Descriptions of musical interludes in prison chapels or around campfires, with the aroma of ubiquitous cabbage, bacon and potatoes in the air, round roaring camp fires on holidays, at jolly lunch clubs for seniors and special St Patrick’s Day church services at St James’ Piccadilly – which have become something of a tradition thanks to his old friend Canon Lucy Winkett, rector of St James’ – make you yearn to get along one of these days and join in all the fun.

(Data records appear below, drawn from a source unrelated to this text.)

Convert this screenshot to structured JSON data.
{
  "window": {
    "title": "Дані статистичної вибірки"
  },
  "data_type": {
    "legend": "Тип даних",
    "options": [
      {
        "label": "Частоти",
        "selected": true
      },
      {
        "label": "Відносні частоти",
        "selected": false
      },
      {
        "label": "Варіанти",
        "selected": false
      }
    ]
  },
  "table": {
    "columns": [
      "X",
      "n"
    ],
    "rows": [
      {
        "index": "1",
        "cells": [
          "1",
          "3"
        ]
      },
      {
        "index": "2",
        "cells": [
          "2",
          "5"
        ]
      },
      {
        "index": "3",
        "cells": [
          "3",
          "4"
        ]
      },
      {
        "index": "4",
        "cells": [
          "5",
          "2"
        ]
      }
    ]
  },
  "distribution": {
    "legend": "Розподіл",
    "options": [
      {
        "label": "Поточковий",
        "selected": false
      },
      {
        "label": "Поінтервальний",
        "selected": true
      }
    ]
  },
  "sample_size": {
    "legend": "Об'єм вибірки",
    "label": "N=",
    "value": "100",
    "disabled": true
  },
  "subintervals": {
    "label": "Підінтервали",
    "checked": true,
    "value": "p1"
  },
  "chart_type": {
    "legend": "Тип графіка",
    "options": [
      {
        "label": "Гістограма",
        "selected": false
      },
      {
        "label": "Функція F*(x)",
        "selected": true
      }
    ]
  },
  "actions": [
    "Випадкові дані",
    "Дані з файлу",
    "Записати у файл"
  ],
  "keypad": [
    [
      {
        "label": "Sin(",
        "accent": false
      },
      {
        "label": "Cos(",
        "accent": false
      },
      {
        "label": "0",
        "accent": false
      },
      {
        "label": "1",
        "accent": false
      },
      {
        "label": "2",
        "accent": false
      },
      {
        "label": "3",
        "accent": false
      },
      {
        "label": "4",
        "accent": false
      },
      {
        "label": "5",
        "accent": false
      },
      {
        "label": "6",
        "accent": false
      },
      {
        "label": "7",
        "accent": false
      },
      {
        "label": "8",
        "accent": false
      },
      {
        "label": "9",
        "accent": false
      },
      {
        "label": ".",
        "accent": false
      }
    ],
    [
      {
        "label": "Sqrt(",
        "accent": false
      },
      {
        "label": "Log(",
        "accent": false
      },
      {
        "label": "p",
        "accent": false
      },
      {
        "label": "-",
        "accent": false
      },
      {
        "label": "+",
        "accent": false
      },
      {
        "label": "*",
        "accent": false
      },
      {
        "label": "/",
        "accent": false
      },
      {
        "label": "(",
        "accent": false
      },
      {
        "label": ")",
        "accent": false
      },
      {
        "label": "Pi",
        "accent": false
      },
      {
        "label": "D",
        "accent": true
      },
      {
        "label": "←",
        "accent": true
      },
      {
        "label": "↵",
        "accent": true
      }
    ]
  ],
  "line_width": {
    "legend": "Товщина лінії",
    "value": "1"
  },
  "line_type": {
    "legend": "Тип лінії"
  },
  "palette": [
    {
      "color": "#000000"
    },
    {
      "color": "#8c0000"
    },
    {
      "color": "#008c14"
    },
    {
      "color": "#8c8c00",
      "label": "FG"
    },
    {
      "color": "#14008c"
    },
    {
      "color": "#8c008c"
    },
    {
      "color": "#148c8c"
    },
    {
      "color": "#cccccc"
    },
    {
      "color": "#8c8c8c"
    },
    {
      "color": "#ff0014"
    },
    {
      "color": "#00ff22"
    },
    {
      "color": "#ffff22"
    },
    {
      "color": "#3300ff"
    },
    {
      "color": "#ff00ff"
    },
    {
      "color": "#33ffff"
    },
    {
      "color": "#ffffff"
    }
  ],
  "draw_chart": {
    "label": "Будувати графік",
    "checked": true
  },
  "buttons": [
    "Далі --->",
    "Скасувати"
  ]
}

Eddie Gilmore emerges as ‘a glass half-full’ kind of fellow, and his book captures some of the essence of chaplaincy despite writing at a time of national lockdowns and increased isolation and ill-health for so many. Yet, despite everything the last two years has thrown at people, a feisty resilience prevails among young and old which speaks of the human capacity for wonder and happiness undimmed by pandemic or incarceration. One first-time prisoner tells him what being an inmate is really like: ‘It’s like spending 23 hours a day in a bathroom.’


One is left in no doubt that chaplaincy in these spheres, whether by paid Irish Chaplains or their volunteers, is making a key difference to people’s lives.


I leave you with one of the best, for me, of many memorable quotes in this cheering book – this one, apparently, a Chinese proverb:

‘If you want happiness for an hour, take a nap. If you want happiness for a day, go fishing. If you want happiness for a month, get married. If you want happiness for a year, inherit a fortune. If you want happiness for a lifetime, help someone else.’